December 26, 2022 (KHARTOUM) – Sudanese political forces signatories of the framework declaration will launch next week the second phase of a process aiming to establish a transitional civilian government.
On December 5, the political forces and the military signed a framework agreement to end the military coup where they agreed that sticky issues -of justice, security reforms, review of the Juba peace agreement, eastern Sudan issue and dismantlement of the former regime- should be thoroughly discussed with the participation of the stakeholders.
A Spokesman of the Forces for Freedom and Change (FFC) Shihab al-Tayeb, told Sudan Tribune that the coalition drafted general ideas on three of the five issues, which they will discuss from the 3rd of January 2023.
“We have finished conceptualizing the issues of dismantling the structure of the former regime, the East crisis, and transitional justice,” said al-Tayeb.
He pointed out that a transitional justice conference will be held next week in conjunction with a workshop to dismantle the Islamist regime, on January 3.
He stated that the Dismantling and Empowerment Removal Committee, suspended by General Abdel Fattah al-Burhan after the coup of October 25, 2021, will present a working paper on its experience during the workshop.

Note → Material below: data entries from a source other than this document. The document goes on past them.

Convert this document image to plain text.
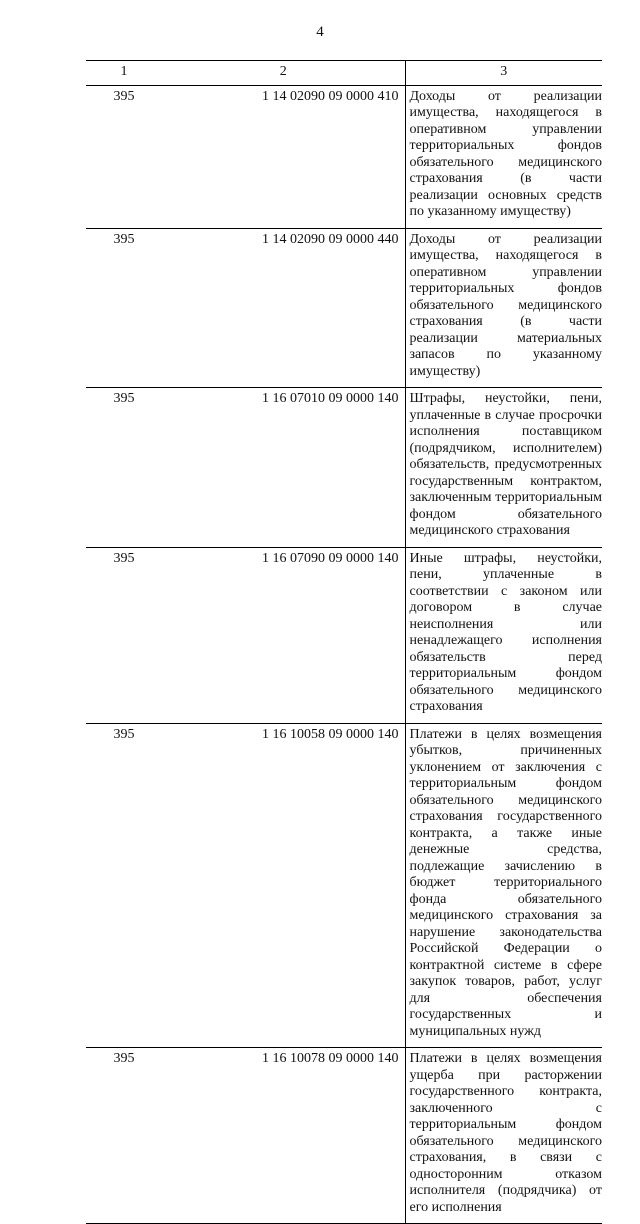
4
1	2	3
395	1 14 02090 09 0000 410	Доходы от реализации имущества, находящегося в оперативном управлении территориальных фондов обязательного медицинского страхования (в части реализации основных средств по указанному имуществу)
395	1 14 02090 09 0000 440	Доходы от реализации имущества, находящегося в оперативном управлении территориальных фондов обязательного медицинского страхования (в части реализации материальных запасов по указанному имуществу)
395	1 16 07010 09 0000 140	Штрафы, неустойки, пени, уплаченные в случае просрочки исполнения поставщиком (подрядчиком, исполнителем) обязательств, предусмотренных государственным контрактом, заключенным территориальным фондом обязательного медицинского страхования
395	1 16 07090 09 0000 140	Иные штрафы, неустойки, пени, уплаченные в соответствии с законом или договором в случае неисполнения или ненадлежащего исполнения обязательств перед территориальным фондом обязательного медицинского страхования
395	1 16 10058 09 0000 140	Платежи в целях возмещения убытков, причиненных уклонением от заключения с территориальным фондом обязательного медицинского страхования государственного контракта, а также иные денежные средства, подлежащие зачислению в бюджет территориального фонда обязательного медицинского страхования за нарушение законодательства Российской Федерации о контрактной системе в сфере закупок товаров, работ, услуг для обеспечения государственных и муниципальных нужд
395	1 16 10078 09 0000 140	Платежи в целях возмещения ущерба при расторжении государственного контракта, заключенного с территориальным фондом обязательного медицинского страхования, в связи с односторонним отказом исполнителя (подрядчика) от его исполнения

Al-Tayeb further said that FFC are in contact with the eastern Sudan leaders nowadays to develop their perceptions about the workshop.
The coalition held a meeting with eastern Sudan leaders but rejects a demand by the traditional leader Mohamed Terik to include him in the process saying he as a tribal leader cannot join the framework deal.
The FFC official pointed out that the review of the Juba peace agreement and the reform of the security and defence sector have not yet been fully finalized.
The holdout Justice and Equality Movement (JEM) and the Sudan Liberation Movement of Minni Minnawi call to open the framework for discussions as they want to participate in the civilian cabinet. Still, the signatories agreed that no political group would participate in the second transitional period.
On December 25, JEM reiterated its rejection to review the peace agreement saying such a process aims to “cancel the gains of war-affected regions”.